(1.) This second appeal arises out of a suit to recover rent under Section 77, Madras Estates Land Act, by a Mustazir under the Sonno (Chinna) Khimidi Zamindar from a ryot. The plaintiff claimed a share of the produce, but the defendant contended that he is only liable to pay a fixed cash rent. Before the Deputy Collector he filed two receipts Exs. 1 and 2, one of which refers to a patta from the zamindar. The patta itself was not filed before the Deputy Collector. He decreed the suit, There was an appeal to the District Judge of Ganjam. While the appeal was pending a petition was filed for admitting the patta which was said to have been granted by the zamindar in 1905. The District Judge said that it was not likely to be of any use to the defendant and dismissed the petition. On second appeal to the High Court, S.A. No. 902 of 1906, the learned Judge observed that where the District Court rejects a document on a wrong ground the decision of the Full Bench in Vaithinatha Filial V/s. Kuppu Thevar [1919] 42 Mad. 737, does not prevent the High Court from interfering and sent back the case so that the District Judge may consider the application to admit the document on its merits. The case came on before another District Judge, but he refused to admit the patta provisionally marked as Ex. 3 on two grounds: (1) that it was not genuine and (2) that it required registration. He also observed that if it can be admitted it is liable to penalty as it was unstamped. The tenant files this second appeal.
(2.) The learned advocate for the appellant argued that both the grounds of the District Judge are wrong. So far as the first ground is concerned, it may be that there are points that can be urged either way, but I do not see how I can interfere in second appeal. The document bears the seal of the Sonnokhimidi zamindar and also the seal of the Tahsildar of Aska dated June 1921. As the suit itself was in 1922, the latter circumstance does not mean much. The ink does not strike me as very fresh as the District Judge observes, but his other points remain, namely, that the initials of the zamindar are easily capable of imitation. Whatever might be my opinion, I do not see how I can interfere with the finding of fact. This is enough to dispose of the second appeal. But as the second point has also been argued I wish to express my opinion on the matter.

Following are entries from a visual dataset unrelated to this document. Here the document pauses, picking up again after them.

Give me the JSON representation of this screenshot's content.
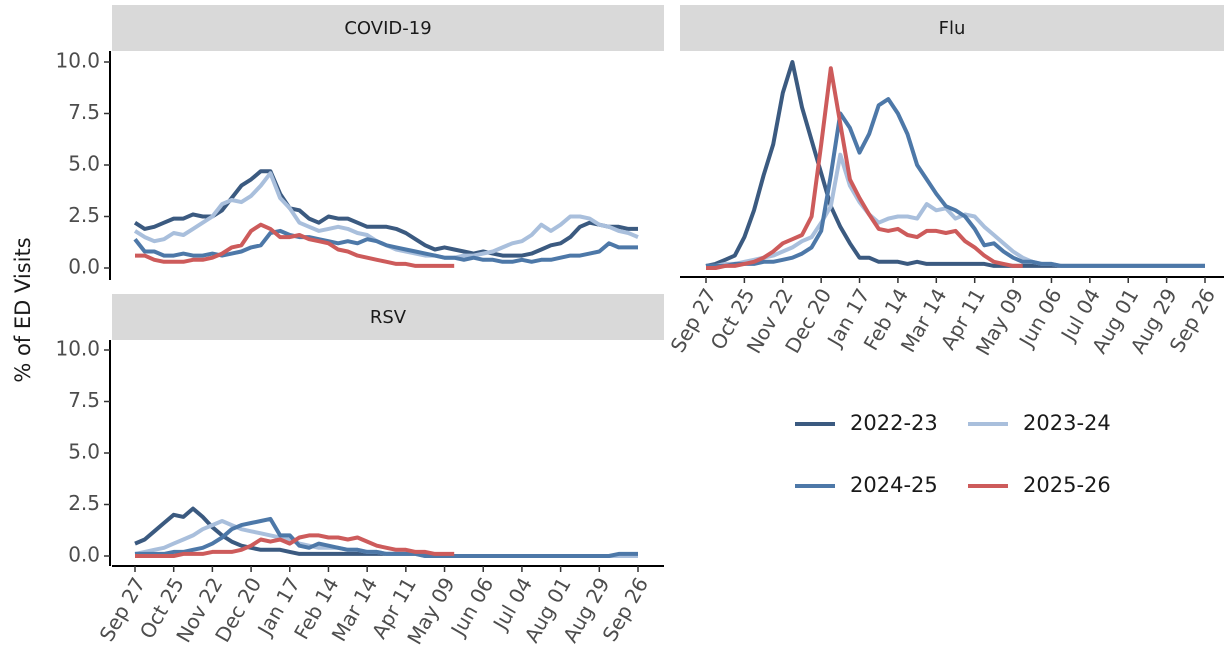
{
  "ylabel": "% of ED Visits",
  "chart_data": [
    {
      "type": "line",
      "title": "COVID-19",
      "categories": [
        "Sep 27",
        null,
        null,
        null,
        "Oct 25",
        null,
        null,
        null,
        "Nov 22",
        null,
        null,
        null,
        "Dec 20",
        null,
        null,
        null,
        "Jan 17",
        null,
        null,
        null,
        "Feb 14",
        null,
        null,
        null,
        "Mar 14",
        null,
        null,
        null,
        "Apr 11",
        null,
        null,
        null,
        "May 09",
        null,
        null,
        null,
        "Jun 06",
        null,
        null,
        null,
        "Jul 04",
        null,
        null,
        null,
        "Aug 01",
        null,
        null,
        null,
        "Aug 29",
        null,
        null,
        null,
        "Sep 26"
      ],
      "ylim": [
        0,
        10
      ],
      "yticks": [
        {
          "value": 0,
          "label": "0.0"
        },
        2.5,
        {
          "value": 5,
          "label": "5.0"
        },
        7.5,
        {
          "value": 10,
          "label": "10.0"
        }
      ],
      "series": [
        {
          "name": "2022-23",
          "color": "#3b5a80",
          "values": [
            2.2,
            1.9,
            2.0,
            2.2,
            2.4,
            2.4,
            2.6,
            2.5,
            2.5,
            2.8,
            3.4,
            4.0,
            4.3,
            4.7,
            4.7,
            3.6,
            2.9,
            2.8,
            2.4,
            2.2,
            2.5,
            2.4,
            2.4,
            2.2,
            2.0,
            2.0,
            2.0,
            1.9,
            1.7,
            1.4,
            1.1,
            0.9,
            1.0,
            0.9,
            0.8,
            0.7,
            0.8,
            0.7,
            0.6,
            0.6,
            0.6,
            0.7,
            0.9,
            1.1,
            1.2,
            1.5,
            2.0,
            2.2,
            2.1,
            2.0,
            2.0,
            1.9,
            1.9
          ]
        },
        {
          "name": "2023-24",
          "color": "#a9bfdc",
          "values": [
            1.8,
            1.5,
            1.3,
            1.4,
            1.7,
            1.6,
            1.9,
            2.2,
            2.5,
            3.1,
            3.3,
            3.2,
            3.5,
            4.0,
            4.6,
            3.4,
            2.9,
            2.2,
            2.0,
            1.8,
            1.9,
            2.0,
            1.9,
            1.7,
            1.6,
            1.3,
            1.1,
            0.9,
            0.8,
            0.7,
            0.6,
            0.6,
            0.5,
            0.5,
            0.6,
            0.6,
            0.7,
            0.8,
            1.0,
            1.2,
            1.3,
            1.6,
            2.1,
            1.8,
            2.1,
            2.5,
            2.5,
            2.4,
            2.1,
            2.0,
            1.8,
            1.7,
            1.5
          ]
        },
        {
          "name": "2024-25",
          "color": "#4d78a8",
          "values": [
            1.4,
            0.8,
            0.8,
            0.6,
            0.6,
            0.7,
            0.6,
            0.6,
            0.7,
            0.6,
            0.7,
            0.8,
            1.0,
            1.1,
            1.7,
            1.8,
            1.6,
            1.5,
            1.5,
            1.4,
            1.3,
            1.2,
            1.3,
            1.2,
            1.4,
            1.3,
            1.1,
            1.0,
            0.9,
            0.8,
            0.7,
            0.6,
            0.5,
            0.5,
            0.4,
            0.5,
            0.4,
            0.4,
            0.3,
            0.3,
            0.4,
            0.3,
            0.4,
            0.4,
            0.5,
            0.6,
            0.6,
            0.7,
            0.8,
            1.2,
            1.0,
            1.0,
            1.0
          ]
        },
        {
          "name": "2025-26",
          "color": "#cd5b5b",
          "values": [
            0.6,
            0.6,
            0.4,
            0.3,
            0.3,
            0.3,
            0.4,
            0.4,
            0.5,
            0.7,
            1.0,
            1.1,
            1.8,
            2.1,
            1.9,
            1.5,
            1.5,
            1.6,
            1.4,
            1.3,
            1.2,
            0.9,
            0.8,
            0.6,
            0.5,
            0.4,
            0.3,
            0.2,
            0.2,
            0.1,
            0.1,
            0.1,
            0.1,
            0.1,
            null,
            null,
            null,
            null,
            null,
            null,
            null,
            null,
            null,
            null,
            null,
            null,
            null,
            null,
            null,
            null,
            null,
            null,
            null
          ]
        }
      ]
    },
    {
      "type": "line",
      "title": "Flu",
      "categories": [
        "Sep 27",
        null,
        null,
        null,
        "Oct 25",
        null,
        null,
        null,
        "Nov 22",
        null,
        null,
        null,
        "Dec 20",
        null,
        null,
        null,
        "Jan 17",
        null,
        null,
        null,
        "Feb 14",
        null,
        null,
        null,
        "Mar 14",
        null,
        null,
        null,
        "Apr 11",
        null,
        null,
        null,
        "May 09",
        null,
        null,
        null,
        "Jun 06",
        null,
        null,
        null,
        "Jul 04",
        null,
        null,
        null,
        "Aug 01",
        null,
        null,
        null,
        "Aug 29",
        null,
        null,
        null,
        "Sep 26"
      ],
      "ylim": [
        0,
        10
      ],
      "series": [
        {
          "name": "2022-23",
          "color": "#3b5a80",
          "values": [
            0.1,
            0.2,
            0.4,
            0.6,
            1.5,
            2.8,
            4.5,
            6.0,
            8.5,
            10.0,
            7.8,
            6.2,
            4.6,
            3.0,
            2.0,
            1.2,
            0.5,
            0.5,
            0.3,
            0.3,
            0.3,
            0.2,
            0.3,
            0.2,
            0.2,
            0.2,
            0.2,
            0.2,
            0.2,
            0.2,
            0.1,
            0.1,
            0.1,
            0.1,
            0.1,
            0.1,
            0.1,
            0.1,
            0.1,
            0.1,
            0.1,
            0.1,
            0.1,
            0.1,
            0.1,
            0.1,
            0.1,
            0.1,
            0.1,
            0.1,
            0.1,
            0.1,
            0.1
          ]
        },
        {
          "name": "2023-24",
          "color": "#a9bfdc",
          "values": [
            0.1,
            0.1,
            0.2,
            0.2,
            0.3,
            0.4,
            0.5,
            0.6,
            0.8,
            1.0,
            1.3,
            1.5,
            2.2,
            3.0,
            5.5,
            4.0,
            3.2,
            2.6,
            2.2,
            2.4,
            2.5,
            2.5,
            2.4,
            3.1,
            2.8,
            2.9,
            2.4,
            2.6,
            2.5,
            2.0,
            1.6,
            1.2,
            0.8,
            0.5,
            0.3,
            0.2,
            0.2,
            0.1,
            0.1,
            0.1,
            0.1,
            0.1,
            0.1,
            0.1,
            0.1,
            0.1,
            0.1,
            0.1,
            0.1,
            0.1,
            0.1,
            0.1,
            0.1
          ]
        },
        {
          "name": "2024-25",
          "color": "#4d78a8",
          "values": [
            0.1,
            0.1,
            0.1,
            0.2,
            0.2,
            0.2,
            0.3,
            0.3,
            0.4,
            0.5,
            0.7,
            1.0,
            1.8,
            4.5,
            7.5,
            6.8,
            5.6,
            6.5,
            7.9,
            8.2,
            7.5,
            6.5,
            5.0,
            4.3,
            3.6,
            3.0,
            2.8,
            2.5,
            1.9,
            1.1,
            1.2,
            0.8,
            0.5,
            0.3,
            0.3,
            0.2,
            0.2,
            0.1,
            0.1,
            0.1,
            0.1,
            0.1,
            0.1,
            0.1,
            0.1,
            0.1,
            0.1,
            0.1,
            0.1,
            0.1,
            0.1,
            0.1,
            0.1
          ]
        },
        {
          "name": "2025-26",
          "color": "#cd5b5b",
          "values": [
            0.0,
            0.0,
            0.1,
            0.1,
            0.2,
            0.3,
            0.5,
            0.8,
            1.2,
            1.4,
            1.6,
            2.5,
            6.0,
            9.7,
            7.0,
            4.3,
            3.4,
            2.6,
            1.9,
            1.8,
            1.9,
            1.6,
            1.5,
            1.8,
            1.8,
            1.7,
            1.8,
            1.3,
            1.0,
            0.6,
            0.3,
            0.2,
            0.1,
            0.1,
            null,
            null,
            null,
            null,
            null,
            null,
            null,
            null,
            null,
            null,
            null,
            null,
            null,
            null,
            null,
            null,
            null,
            null,
            null
          ]
        }
      ]
    },
    {
      "type": "line",
      "title": "RSV",
      "categories": [
        "Sep 27",
        null,
        null,
        null,
        "Oct 25",
        null,
        null,
        null,
        "Nov 22",
        null,
        null,
        null,
        "Dec 20",
        null,
        null,
        null,
        "Jan 17",
        null,
        null,
        null,
        "Feb 14",
        null,
        null,
        null,
        "Mar 14",
        null,
        null,
        null,
        "Apr 11",
        null,
        null,
        null,
        "May 09",
        null,
        null,
        null,
        "Jun 06",
        null,
        null,
        null,
        "Jul 04",
        null,
        null,
        null,
        "Aug 01",
        null,
        null,
        null,
        "Aug 29",
        null,
        null,
        null,
        "Sep 26"
      ],
      "ylim": [
        0,
        10
      ],
      "yticks": [
        {
          "value": 0,
          "label": "0.0"
        },
        2.5,
        {
          "value": 5,
          "label": "5.0"
        },
        7.5,
        {
          "value": 10,
          "label": "10.0"
        }
      ],
      "series": [
        {
          "name": "2022-23",
          "color": "#3b5a80",
          "values": [
            0.6,
            0.8,
            1.2,
            1.6,
            2.0,
            1.9,
            2.3,
            1.9,
            1.4,
            1.0,
            0.7,
            0.5,
            0.4,
            0.3,
            0.3,
            0.3,
            0.2,
            0.1,
            0.1,
            0.1,
            0.1,
            0.1,
            0.1,
            0.1,
            0.1,
            0.1,
            0.1,
            0.1,
            0.1,
            0.1,
            0.1,
            0.0,
            0.0,
            0.0,
            0.0,
            0.0,
            0.0,
            0.0,
            0.0,
            0.0,
            0.0,
            0.0,
            0.0,
            0.0,
            0.0,
            0.0,
            0.0,
            0.0,
            0.0,
            0.0,
            0.0,
            0.0,
            0.0
          ]
        },
        {
          "name": "2023-24",
          "color": "#a9bfdc",
          "values": [
            0.1,
            0.2,
            0.3,
            0.4,
            0.6,
            0.8,
            1.0,
            1.3,
            1.5,
            1.7,
            1.5,
            1.3,
            1.2,
            1.1,
            1.0,
            0.9,
            0.8,
            0.6,
            0.5,
            0.4,
            0.4,
            0.4,
            0.3,
            0.3,
            0.2,
            0.2,
            0.1,
            0.1,
            0.1,
            0.1,
            0.0,
            0.0,
            0.0,
            0.0,
            0.0,
            0.0,
            0.0,
            0.0,
            0.0,
            0.0,
            0.0,
            0.0,
            0.0,
            0.0,
            0.0,
            0.0,
            0.0,
            0.0,
            0.0,
            0.0,
            0.0,
            0.0,
            0.0
          ]
        },
        {
          "name": "2024-25",
          "color": "#4d78a8",
          "values": [
            0.1,
            0.1,
            0.1,
            0.1,
            0.2,
            0.2,
            0.3,
            0.4,
            0.6,
            0.9,
            1.3,
            1.5,
            1.6,
            1.7,
            1.8,
            1.0,
            1.0,
            0.5,
            0.4,
            0.6,
            0.5,
            0.4,
            0.3,
            0.3,
            0.2,
            0.2,
            0.1,
            0.1,
            0.1,
            0.1,
            0.0,
            0.0,
            0.0,
            0.0,
            0.0,
            0.0,
            0.0,
            0.0,
            0.0,
            0.0,
            0.0,
            0.0,
            0.0,
            0.0,
            0.0,
            0.0,
            0.0,
            0.0,
            0.0,
            0.0,
            0.1,
            0.1,
            0.1
          ]
        },
        {
          "name": "2025-26",
          "color": "#cd5b5b",
          "values": [
            0.0,
            0.0,
            0.0,
            0.0,
            0.0,
            0.1,
            0.1,
            0.1,
            0.2,
            0.2,
            0.2,
            0.3,
            0.5,
            0.8,
            0.7,
            0.8,
            0.6,
            0.9,
            1.0,
            1.0,
            0.9,
            0.9,
            0.8,
            0.9,
            0.7,
            0.5,
            0.4,
            0.3,
            0.3,
            0.2,
            0.2,
            0.1,
            0.1,
            0.1,
            null,
            null,
            null,
            null,
            null,
            null,
            null,
            null,
            null,
            null,
            null,
            null,
            null,
            null,
            null,
            null,
            null,
            null,
            null
          ]
        }
      ]
    }
  ]
}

(3.) The learned advocate relied upon the decision in Obai Goundan V/s. Ramalinga Ayyar [1899] 22 Mad. 217. In that case it was hold by two learned Judges of this Court that Ex. 2 therein did not require registration. The document there granted a permanent cowle remission of half the assessment on the ground that the lands were sandy etc. It may be that the document granting remission out of rent due on the land for a definite number of years may be said to have nothing to do with the land or the rent fixed on it as it merely amounts to a remission of a debt and need not be supported by consideration and need not necessarily be regarded as creating an interest in land; but a document remitting half the rent permanently and not for any definite number of years seems to stand on a different footing. If the promise is to be enforced, the tenant is for all time exempt from payment of the full rent. Practically he gets the lease on payment of half the rent. It will not do to say that the rent is the old rent and he only gets a remission of half the amount. Seeing that it is permanent, the amount remitted is infinite and indefinite. But apart from this, if the ground of the judgment is that it merely remits a debt one can understand it. But the grounds are actually expressed thus; The document only evidences an agreement to vary the terms of tenancy with reference to the amount of rent to be paid. As such it cannot be hold to relate to an interest in immovable property, and therefore did not require registration : Satyesh Chunder Sircar V/s. Dhunpul Singh [1897] 24 Cal. 20.